• Question: Does anyone know whether this can happen where two different particles can submerge into each other and create a bigger particle consequently making something new that we haven't seen before?

    Asked by anon-258065 on 3 Jul 2020.
    • Photo: Ry Cutter

      Ry Cutter answered on 3 Jul 2020: last edited 3 Jul 2020 12:11 pm


      That sounds like fusion! This happens mostly in stars, but we’re trying to make it happen here on Earth as well in something called a Tokamak. The force pushing two elements together overcomes electrostatic forces, creating a new element (though we usually know what the element is) and some energy.

      There does exist an analogous theory for fusion in sub-atomic particles (quarks)! Some scientists at Tel Aviv University and the University of Chicago have found evidence from the LHC that quarks can be fused in a similar way. If we can find a way to purposely fuse quarks, there’ll be a whole bunch of particles we haven’t seen before!

      *edit* some useful links:
      https://www.nature.com/articles/nature24289
      https://www.forbes.com/sites/startswithabang/2017/11/08/no-melting-quarks-will-never-work-as-an-energy-source/#2f65f7222232
      https://phys.org/news/2017-11-theoretical-quark-fusion-powerful-hydrogen.html


      Fantastic question!
      Ry

    • Photo: Joel Goldstein

      Joel Goldstein answered on 3 Jul 2020:


      This is pretty much what we try to do in particle physics, particularly in colliders (like the LHC at CERN). We take “ordinary” subatomic particles like electrons and protons, accelerate them to almost the speed of light, and then smash them into each other. According to relativity, all of the kinetic energy of the colliding particles can go into making mass (E=mc2) and this could be in the form of new, really massive particles. Notice that the new particles don’t have to contain any trace at all of the original particles!

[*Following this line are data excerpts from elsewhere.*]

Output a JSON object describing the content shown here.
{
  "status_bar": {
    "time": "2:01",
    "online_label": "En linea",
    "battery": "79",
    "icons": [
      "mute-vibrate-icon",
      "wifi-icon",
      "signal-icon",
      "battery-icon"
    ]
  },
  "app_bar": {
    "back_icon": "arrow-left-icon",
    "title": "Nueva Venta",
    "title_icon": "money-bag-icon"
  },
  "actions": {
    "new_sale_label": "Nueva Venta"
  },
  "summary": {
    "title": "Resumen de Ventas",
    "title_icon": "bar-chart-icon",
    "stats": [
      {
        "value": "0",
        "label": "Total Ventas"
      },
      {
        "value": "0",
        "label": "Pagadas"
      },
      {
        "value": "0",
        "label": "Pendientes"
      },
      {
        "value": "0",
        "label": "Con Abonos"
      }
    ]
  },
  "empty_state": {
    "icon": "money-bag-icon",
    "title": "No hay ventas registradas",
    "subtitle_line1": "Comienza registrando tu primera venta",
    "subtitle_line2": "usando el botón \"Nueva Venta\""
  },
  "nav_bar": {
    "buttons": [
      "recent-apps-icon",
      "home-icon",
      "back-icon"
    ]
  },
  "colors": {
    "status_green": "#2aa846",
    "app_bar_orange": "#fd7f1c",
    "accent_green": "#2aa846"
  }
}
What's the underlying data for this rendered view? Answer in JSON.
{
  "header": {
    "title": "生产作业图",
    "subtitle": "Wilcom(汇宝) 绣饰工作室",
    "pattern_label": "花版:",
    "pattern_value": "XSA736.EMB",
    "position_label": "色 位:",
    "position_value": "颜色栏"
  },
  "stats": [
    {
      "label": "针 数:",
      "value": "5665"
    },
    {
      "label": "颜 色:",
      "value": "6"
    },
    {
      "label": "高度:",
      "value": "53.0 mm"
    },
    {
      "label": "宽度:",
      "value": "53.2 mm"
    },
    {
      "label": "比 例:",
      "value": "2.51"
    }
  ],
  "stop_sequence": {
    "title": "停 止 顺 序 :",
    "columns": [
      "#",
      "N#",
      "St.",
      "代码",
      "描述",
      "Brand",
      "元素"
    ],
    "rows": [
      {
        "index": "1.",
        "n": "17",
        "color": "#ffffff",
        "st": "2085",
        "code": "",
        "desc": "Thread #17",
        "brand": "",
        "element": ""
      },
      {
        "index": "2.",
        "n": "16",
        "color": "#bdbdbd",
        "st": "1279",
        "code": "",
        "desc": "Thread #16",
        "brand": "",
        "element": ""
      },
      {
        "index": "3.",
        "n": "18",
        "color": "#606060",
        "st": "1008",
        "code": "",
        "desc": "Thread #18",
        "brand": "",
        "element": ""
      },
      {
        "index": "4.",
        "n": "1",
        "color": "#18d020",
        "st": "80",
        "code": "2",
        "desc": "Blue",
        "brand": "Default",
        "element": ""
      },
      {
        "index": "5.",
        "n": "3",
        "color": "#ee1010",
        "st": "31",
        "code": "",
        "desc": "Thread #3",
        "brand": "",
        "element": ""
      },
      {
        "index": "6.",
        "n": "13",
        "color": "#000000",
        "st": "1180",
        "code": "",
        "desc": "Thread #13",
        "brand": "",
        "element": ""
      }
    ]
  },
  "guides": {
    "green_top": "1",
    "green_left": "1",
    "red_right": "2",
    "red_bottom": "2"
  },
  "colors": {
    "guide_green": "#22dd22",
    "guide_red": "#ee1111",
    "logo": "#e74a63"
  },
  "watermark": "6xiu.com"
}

      For example, in 2012 at the LHC we showed that you can take two gluons (massless particles that carry the strong force that holds the quarks together inside protons) and collide them to produce a Higgs boson – a completely new, particle that had never been seen before. The Higgs boson does not contain the gluons in any sense (it may be truly fundamental) and has a mass similar to a silver atom!!